The voice said “flee from the iniquities” yet few will heed
For we become petty gods inside the structure.
False prophets too, with wringing hands belying lack of vision
Lying too, enabling denial.
Ours is to serve, not think nor stray from the mantras of false prophecy
And of words debased
Pakal knew this though never knew of Sumer though both would fall
Life cares nought for sacrificed children.
Such dogmas are the remit of priests and profits
Priests die, belief lives on and we must all bask in its radiance
While cities sink and forests burn
Are we not chosen to walk amongst the gods?
We humans have an irrational love of structure and the more abstract, the better. Hierarchical religions rank as the most powerful abstract structures within human civilisation. They provide both a comforting illusion and a template for other dogmatic structures within society. The comforting illusion being that we humans are somehow separate from the real world and thus not limited by physical realities.
Belief in abstract falsehoods enables selfish behaviours that transcend individual religions, peoples and and time. The Mayans under Pakal the “Great” and other “divine” rulers performed human sacrifice, denuded forests and destroyed agricultural lands, all the while labouring to build temples to fictional deities. Their behaviour was hardly unique: The Sumerians, one of the first advanced settled civilisations in the Fertile Crescent also performed human sacrifice and the usual victims were children or prisoners of war.
Throughout the late medieval and early modern periods, Christian societies burned witches and heretics as indirect offerings to God. Occasionally the hypocrisy was commented on by those whom the Church deemed sub-human. Spanish missionaries were appalled both by the Aztecs’ penchant for human sacrifice and by the bemused observation by Aztec priests that the Spanish Inquisition was essentially performing the same heinous acts in Europe.
We moderns are little different in our devotion to abstract nonsense. Like the medieval Mayans we devote enormous quantities of time and energy to our own man-made gods and belief systems. Our prevailing dogma is that of economic determinism: A belief that societies are and must be divided into competing economic classes whose relative power is determined by the nature of the economic system.
Within that context, human life and dignity is of secondary importance to that of abstract market-forces.
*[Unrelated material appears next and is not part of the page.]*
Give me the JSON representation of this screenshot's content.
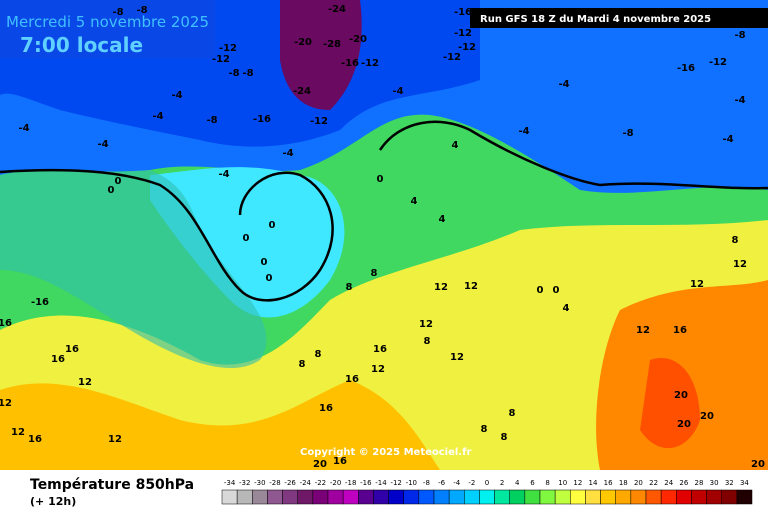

These days human sacrifice translates into wage-slavery, child-labour and mass death in order to produce banal goods of questionable quality. The mantras of today include terms such as “global economy”, “free markets”, “consumer choice” and “cost-effective”.
Those most determined to maintain the status quo adore such mantras and work to discourage and obfuscate any critical assessment of objective reality. Banks, businesses, and ideological politicians twist language in order to enable denial of reality. Unsuited as these forces are to providing insight or direction for society, their very unsuitability becomes obvious whenever reality strikes. Be it Houston, New Orleans or Bangladesh, the most that these forces can do is utter platitudes while thousands die or are displaced.
The reality is that our prevailing methods and ideologies are incompatible with the greater forces of the natural world. However, rather than admit there is a problem and that we humans exist as part of and not separate from the natural world, our civilisation retreats into denial and lying. Climate science is attacked as “a Chinese hoax”. The destruction wrought by Hurricane Harvey is touted as divine punishment for homosexuality. Meanwhile, disparate but related events aggravated by human activity and climate change are ignored, be they floods in the US and Bangladesh or wild-fires in British Columbia, Alberta and California.
The aim of the denial and obfuscation is to ensure continuity of methods and beliefs that don’t work. Hence mansions will be rebuilt (with tax incentives) in the Malibu Hills fire-plain, businesses and homes in Fort McMurray will be rebuilt (in order to further exploit the oil-sands) and churches will continue to pass around collection plates in Houston.
There’s an old cliché that history repeats itself but that statement isn’t entirely true. History is full of precedents be they technological, ideological or individual. It is far more accurate to say that humans are prone to repeating amoral behaviours. As with the Mayans and the Sumerians, our modern society is heading towards collapse due to its preoccupation with abstract nonsense and a belief that we, as a species are special. The reality being that “Mother Nature” or life doesn’t care. But then why should we worry about reality when our own beliefs would have us walk with the gods?